Yesterday my family gathered to say goodbye to the oldest child of Joe and May Woodard's nine children. My Uncle Cecil came close to living 88 years before he graduated this past Friday. Not only was he the oldest of my Uncles, born in 1927 and having already had two children of his own before his youngest brother, my Dad, was born in 1950, but he was the tallest, quite possibly the smilingest, and without doubt the hardest working in a family of hard workers.
My Uncle Cecil just never quit doing what needed to be done. For those who know and remember how hard my father worked in the early 80's and shake your head in dismay having still been unable to figure out how he did it and how he kept going during that time, or how hard he still works today for that matter, my Uncle Cecil lived a life that made my father's insane schedule and pace of the early 80's look downright lazy. I hope God's got some work that can be done in heaven, because Uncle Cecil may have to ease into this whole eternal rest thing. Maybe that's why he let Uncle Cecil teach me one last lesson two days after his death.
My cousin-in-law Sam preached Uncle Cecil's funeral yesterday, and he did a good job. I kinda hate that it took a funeral for me to see and hear him preach for the first time, but although I wish the circumstances had been different, I am grateful for hearing him. I'll probably steal his line about being more lost than a duck in a desert, and I learned something from Uncle Cecil through what he shared. One of the things Sam shared about my Uncle Cecil is how he spoke so quietly that you had to get in close to him to hear him. I remember that. My mind jumped in its way back machine and traveled to an attempt to record some of the many stories my uncle told of the family history one time that didn't work out so well because I hadn't gotten the recorder near enough.
I don't know if the quiet man Sam and I remember existed all those years or just the latter half. My Uncle Cecil turned my age, 44, in June three months after I was born. Almost exactly half of his life was lived before my birth and half after, so while I never remember him being anything other than an old man, the truth is he was middle aged in my youth. I'm quieter now at 44 than I was at 24, maybe he was too. I don't know. What I do know is he was quiet, and he didn't really do the get louder because someone couldn't hear you thing. If you couldn't hear him you had three choices. You could get closer so that you could hear him, in which case his stature sorta enveloped you and made it impossible to not be effected by his closeness and presence. You could smile and catch some of what he said and hope it was enough for you to stay in the conversation without misunderstanding and looking like an idiot. Or you could come up with an excuse to walk away and find someone else to talk to.

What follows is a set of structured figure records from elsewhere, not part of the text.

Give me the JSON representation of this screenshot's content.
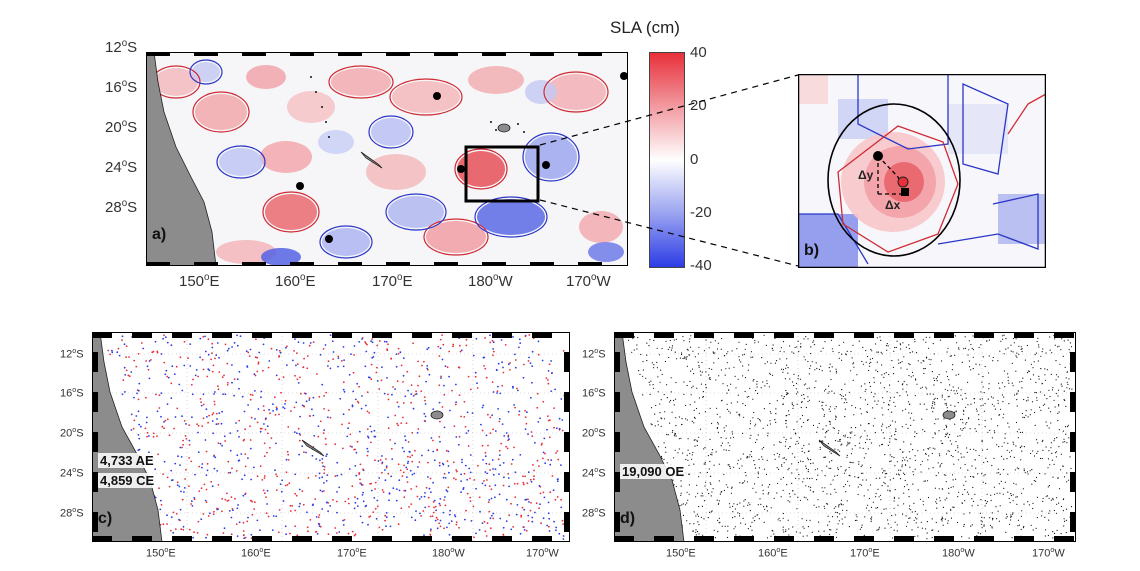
{
  "panel_a": {
    "label": "a)",
    "lat_ticks": [
      "12",
      "16",
      "20",
      "24",
      "28"
    ],
    "lat_suffix": "S",
    "lon_ticks": [
      {
        "deg": "150",
        "dir": "E"
      },
      {
        "deg": "160",
        "dir": "E"
      },
      {
        "deg": "170",
        "dir": "E"
      },
      {
        "deg": "180",
        "dir": "W"
      },
      {
        "deg": "170",
        "dir": "W"
      }
    ]
  },
  "colorbar": {
    "title": "SLA (cm)",
    "ticks": [
      "40",
      "20",
      "0",
      "-20",
      "-40"
    ],
    "colors": {
      "positive": "#e8303a",
      "zero": "#ffffff",
      "negative": "#2c3ce6"
    }
  },
  "panel_b": {
    "label": "b)",
    "dy_label": "Δy",
    "dx_label": "Δx"
  },
  "panel_c": {
    "label": "c)",
    "ae_count": "4,733 AE",
    "ce_count": "4,859 CE",
    "lat_ticks": [
      "12",
      "16",
      "20",
      "24",
      "28"
    ],
    "lon_ticks": [
      {
        "deg": "150",
        "dir": "E"
      },
      {
        "deg": "160",
        "dir": "E"
      },
      {
        "deg": "170",
        "dir": "E"
      },
      {
        "deg": "180",
        "dir": "W"
      },
      {
        "deg": "170",
        "dir": "W"
      }
    ]
  },
  "panel_d": {
    "label": "d)",
    "oe_count": "19,090 OE",
    "lat_ticks": [
      "12",
      "16",
      "20",
      "24",
      "28"
    ],
    "lon_ticks": [
      {
        "deg": "150",
        "dir": "E"
      },
      {
        "deg": "160",
        "dir": "E"
      },
      {
        "deg": "170",
        "dir": "E"
      },
      {
        "deg": "180",
        "dir": "W"
      },
      {
        "deg": "170",
        "dir": "W"
      }
    ]
  },
  "colors": {
    "land": "#8c8c8c",
    "anticyclonic": "#e8303a",
    "cyclonic": "#2c3ce6",
    "observed": "#111111"
  }
}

As Sam reminded us of this aspect of who Uncle Cecil was it occurred to me that this is one of the ways that he was a lot like God. Uncle Cecil was a good man, but not good enough to get to heaven. There were plenty of ways that he wasn't like God and needed that amazing grace that he clung to. But having found the blessed assurance of amazing grace he lived faithfully to God and grew to be like Him in more ways than not. I hope that by the time I die that can be said about me, that I was more like God than not like Him at the end. I digress again. His quietness was one of the ways Uncle Cecil reminds me of God.
It's not that he didn't like to talk. Uncle Cecil loved talking to people, at least family. Nearly every time I saw him he was either talking to someone or had just finished and was looking around to see who to talk to next. He had a way of telling you stories about the family, about other people, that still somehow made you feel special, like they were his stories just for you, even when there were several people there or you knew he'd told the whole family the story, more than once. God is even better at that than Uncle Cecil was.
God loves to wrap an arm around our shoulder and pull us in close to talk to us. He loves to share things with us, and although some of those things are the same things that He shares with the whole family He can somehow make them special and just for us individually at the same time. He spots us and smiles a smile that says if you have time to stop and listen I have a desire to talk to you. And then He speaks, quietly. If we're having trouble hearing Him, He doesn't get louder. Sometimes it seems He gets more quiet as He tries to draw us in closer for more intimate conversation. Like with my Uncle Cecil, we all have three choices at that point. We can think of an excuse like not being able to hear Him speak to walk away, or we can stay at a comfortable distance and miss at least as much as we catch of what He's saying and hope it's enough to keep us from messing things up too badly, or we can get in close enough to be enveloped by His presence, to feel the warmth of Him against us as He speaks in our ear and we not only don't miss what he's saying but gain more than the words.
Abba, don't let me stay at a comfortable distance, barely able to converse with You. Draw me in closer where it's impossible to miss Your words and Your love. Thank you for this and all the other things that You taught me and others through the life of Cecil Benjamin Woodard. Amen.